In Roy Disney’s email, he also said that he, his wife and their two kids were “heartbroken” when the Florida Governor Ron DeSantis signed into the law what’s known by critics as the “Don’t Say Gay” law. The legislation, officially called the “Parental Rights in Education” bill, bans classroom discussion or instruction on sexual orientation and identity in kindergarten through third grade, as well as in older grades when it is done in “a manner that is not age-appropriate or developmentally appropriate.”

The family’s statements came after The Walt Disney Company faced significant backlash about Florida’s law. After the company was initially silent over the legislation, its CEO, Bob Chapek, emailed employees that he had met with LGBTQ members of the company, but that corporate statements “do very little to change outcomes or minds.”

“Simply put, they can be counterproductive and undermine more effective ways to achieve change,” Chapek wrote, according to The Los Angeles Times.

Walt Disney Company later issued a statement, saying the bill “should never have been signed into law.”

For Charlee Disney, Florida’s new law is just another hurdle that the LGBTQ community, particularly those who are transgender, must jump over.

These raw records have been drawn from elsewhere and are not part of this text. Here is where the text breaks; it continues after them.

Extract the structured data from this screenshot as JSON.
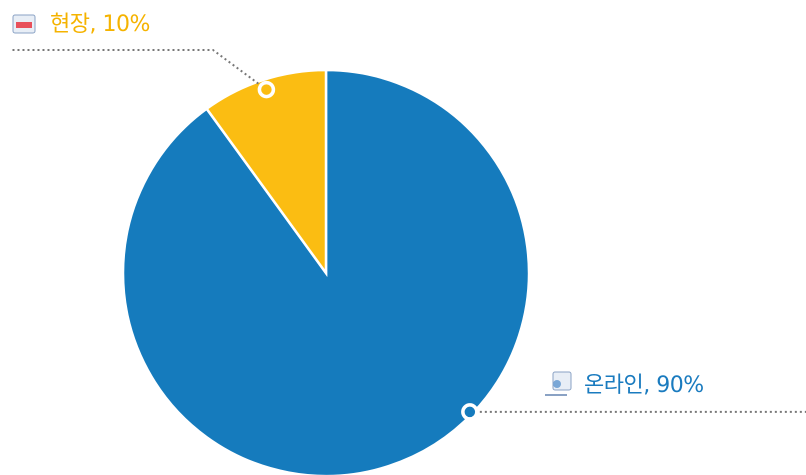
{
  "chart_data": {
    "type": "pie",
    "values": [
      90,
      10
    ],
    "value_labels": [
      "온라인, 90%",
      "현장, 10%"
    ],
    "colors": [
      "#157bbd",
      "#fbbd12"
    ],
    "label_colors": [
      "#1a7bbf",
      "#f5b300"
    ]
  }
}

Their own journey has been difficult, they told the Los Angeles Times.

“I had very few openly gay role models,” they said. “And I certainly didn’t have any trans or nonbinary role models. I didn’t see myself reflected in anyone, and that made me feel like there was something wrong with me.”

Charlee Disney told the newspaper that LGBTQ youth deal with high rates of depression, anxiety, bullying and suicide. According to a 2021 national survey by advocacy group The Trevor Project, 42% of LGBTQ youth seriously considered attempting suicide in the past year, including more than half of transgender and nonbinary youth. More than half of transgender and nonbinary youth in middle or high school were bullied.

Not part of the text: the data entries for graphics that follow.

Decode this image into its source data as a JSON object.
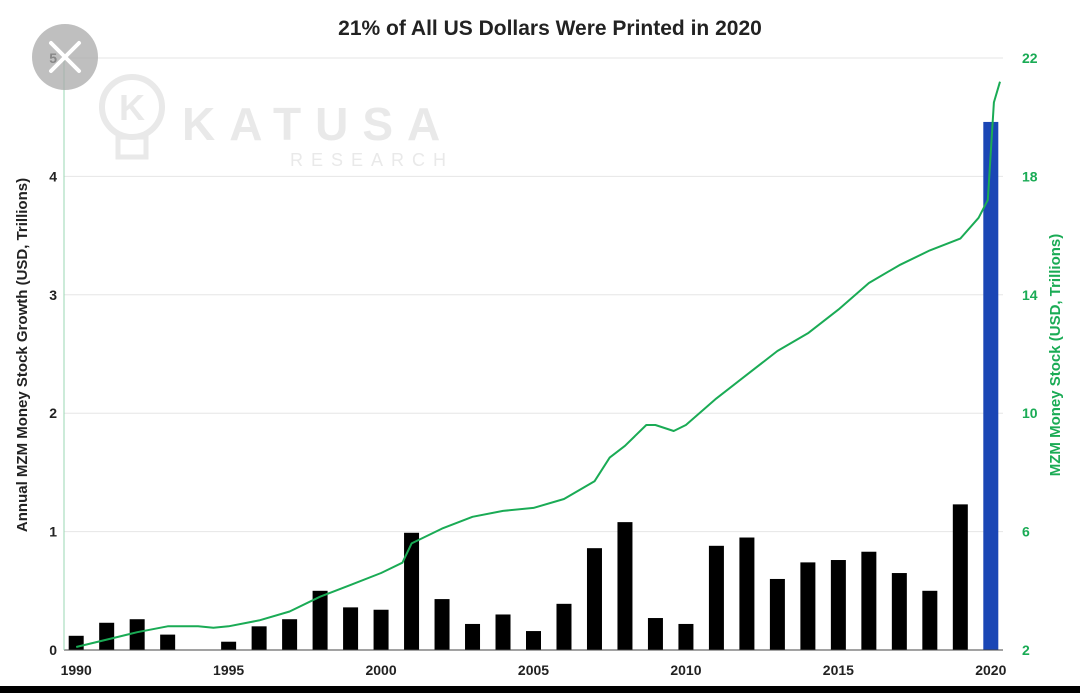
{
  "colors": {
    "bar": "#000000",
    "bar_highlight": "#1a46b5",
    "line": "#1aab55",
    "grid": "#e6e6e6",
    "axis_text": "#222222",
    "right_axis_text": "#1aab55",
    "watermark": "#e9e9e9"
  },
  "watermark": {
    "brand": "KATUSA",
    "sub": "RESEARCH",
    "logo_letter": "K"
  },
  "overlay": {
    "close_icon": "close-icon"
  },
  "chart_data": {
    "type": "bar",
    "title": "21% of All US Dollars Were Printed in 2020",
    "ylabel": "Annual MZM Money Stock Growth (USD, Trillions)",
    "y2label": "MZM Money Stock (USD, Trillions)",
    "xlabel": "",
    "ylim": [
      0,
      5
    ],
    "y2lim": [
      2,
      22
    ],
    "xlim": [
      1989.6,
      2020.4
    ],
    "yticks": [
      "0",
      "1",
      "2",
      "3",
      "4",
      "5"
    ],
    "y2ticks": [
      "2",
      "6",
      "10",
      "14",
      "18",
      "22"
    ],
    "xticks": [
      "1990",
      "1995",
      "2000",
      "2005",
      "2010",
      "2015",
      "2020"
    ],
    "grid": true,
    "categories": [
      1990,
      1991,
      1992,
      1993,
      1994,
      1995,
      1996,
      1997,
      1998,
      1999,
      2000,
      2001,
      2002,
      2003,
      2004,
      2005,
      2006,
      2007,
      2008,
      2009,
      2010,
      2011,
      2012,
      2013,
      2014,
      2015,
      2016,
      2017,
      2018,
      2019,
      2020
    ],
    "series": [
      {
        "type": "bar",
        "values": [
          0.12,
          0.23,
          0.26,
          0.13,
          0.0,
          0.07,
          0.2,
          0.26,
          0.5,
          0.36,
          0.34,
          0.99,
          0.43,
          0.22,
          0.3,
          0.16,
          0.39,
          0.86,
          1.08,
          0.27,
          0.22,
          0.88,
          0.95,
          0.6,
          0.74,
          0.76,
          0.83,
          0.65,
          0.5,
          1.23,
          4.46
        ],
        "highlight_index": 30
      },
      {
        "type": "line",
        "axis": "right",
        "x": [
          1990,
          1991,
          1992,
          1993,
          1994,
          1994.5,
          1995,
          1996,
          1997,
          1998,
          1999,
          2000,
          2000.7,
          2001,
          2002,
          2003,
          2004,
          2005,
          2006,
          2007,
          2007.5,
          2008,
          2008.7,
          2009,
          2009.6,
          2010,
          2011,
          2012,
          2013,
          2014,
          2015,
          2016,
          2017,
          2018,
          2019,
          2019.6,
          2019.9,
          2020.1,
          2020.3
        ],
        "values": [
          2.1,
          2.35,
          2.6,
          2.8,
          2.8,
          2.75,
          2.8,
          3.0,
          3.3,
          3.8,
          4.2,
          4.6,
          4.95,
          5.6,
          6.1,
          6.5,
          6.7,
          6.8,
          7.1,
          7.7,
          8.5,
          8.9,
          9.6,
          9.6,
          9.4,
          9.6,
          10.5,
          11.3,
          12.1,
          12.7,
          13.5,
          14.4,
          15.0,
          15.5,
          15.9,
          16.6,
          17.2,
          20.5,
          21.2
        ]
      }
    ]
  }
}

“Then to put something like this law on top of that? They can’t learn about their community and their history at school, or play sports or use the bathroom they want to use?” Charlee Disney said.

Bills such as Florida’s only make matters worse, they said.

The Trevor Project’s 2021 survey found that when LGBTQ youth are in gender- and sexual orientation-affirming spaces, the rates of suicide attempts were lower. They also found that LGBTQ youth who learned about LGBTQ issues or people in school had 23% lower odds of reporting a suicide attempt.

“The fight isn’t over,” Roy Disney told The Washington Times. “And we are determined to do everything we can to stop this from happening in other places.”